Rodrigo Cortez Solano, Marketing Specialist, Strataigize
Conclusion
What this proves about AI in a marketing agency
AI is not coming for our industry. It’s already here, and it’s already separating the agencies using it well from the ones that aren’t. The agencies that get buried in the next 24 months won’t be the ones who refused to adopt AI. They’ll be the ones who adopted it superficially, bolted a chatbot to their website, and called it a transformation. AI used that way doesn’t make a team better; it makes them faster at producing the same average work.
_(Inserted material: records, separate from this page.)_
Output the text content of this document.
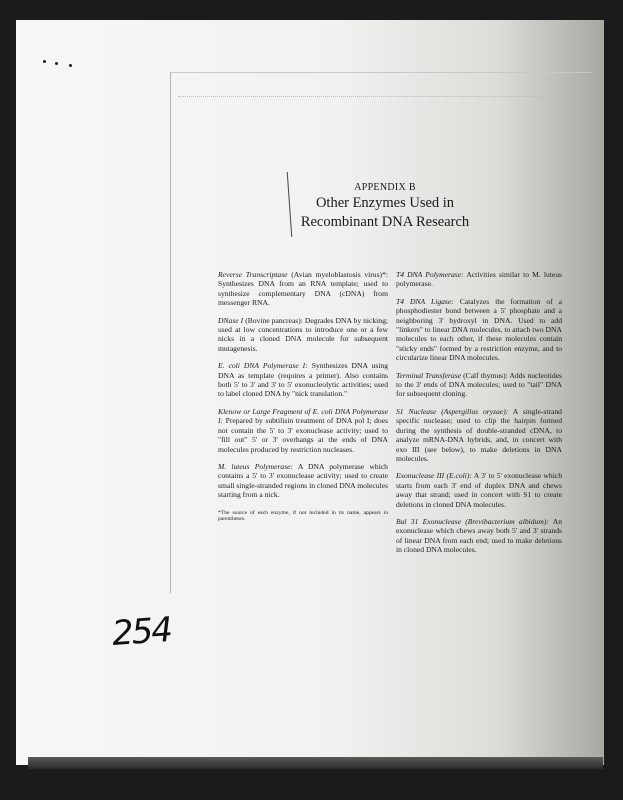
APPENDIX B
Other Enzymes Used in
Recombinant DNA Research

Reverse Transcriptase (Avian myeloblastosis virus)*: Synthesizes DNA from an RNA template; used to synthesize complementary DNA (cDNA) from messenger RNA.

DNase I (Bovine pancreas): Degrades DNA by nicking; used at low concentrations to introduce one or a few nicks in a cloned DNA molecule for subsequent mutagenesis.

E. coli DNA Polymerase I: Synthesizes DNA using DNA as template (requires a primer). Also contains both 5' to 3' and 3' to 5' exonucleolytic activities; used to label cloned DNA by "nick translation."

Klenow or Large Fragment of E. coli DNA Polymerase I: Prepared by subtilisin treatment of DNA pol I; does not contain the 5' to 3' exonuclease activity; used to "fill out" 5' or 3' overhangs at the ends of DNA molecules produced by restriction nucleases.

M. luteus Polymerase: A DNA polymerase which contains a 5' to 3' exonuclease activity; used to create small single-stranded regions in cloned DNA molecules starting from a nick.

*The source of each enzyme, if not included in its name, appears in parentheses.

T4 DNA Polymerase: Activities similar to M. luteus polymerase.

T4 DNA Ligase: Catalyzes the formation of a phosphodiester bond between a 5' phosphate and a neighboring 3' hydroxyl in DNA. Used to add "linkers" to linear DNA molecules, to attach two DNA molecules to each other, if these molecules contain "sticky ends" formed by a restriction enzyme, and to circularize linear DNA molecules.

Terminal Transferase (Calf thymus): Adds nucleotides to the 3' ends of DNA molecules; used to "tail" DNA for subsequent cloning.

S1 Nuclease (Aspergillus oryzae): A single-strand specific nuclease; used to clip the hairpin formed during the synthesis of double-stranded cDNA, to analyze mRNA-DNA hybrids, and, in concert with exo III (see below), to make deletions in DNA molecules.

Exonuclease III (E.coli): A 3' to 5' exonuclease which starts from each 3' end of duplex DNA and chews away that strand; used in concert with S1 to create deletions in cloned DNA molecules.

Bal 31 Exonuclease (Brevibacterium albidum): An exonuclease which chews away both 5' and 3' strands of linear DNA from each end; used to make deletions in cloned DNA molecules.

254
What we believe, and invest in every week, is that AI is most valuable when it’s built into the workflow by the people doing the work. The goal is never to remove the human. It’s to free up the human’s best hours for the highest-value parts of the job: strategy, judgment, taste, and the conversations only a real person can have with a real client. Three principles guide how we approach this:
- Don’t be afraid of it, and don’t get buried by it. AI is a layer in your workflow, not a replacement for the team behind it.
- Build the agents that fit your team, not someone else’s. The biggest gains come from agents tuned to the workflows, clients, and standards your team already operates by.
- Iterate weekly, not annually. Set a cadence, review what worked, refine what didn’t, keep going. The agent you build in May should not be the one you’re still running in November.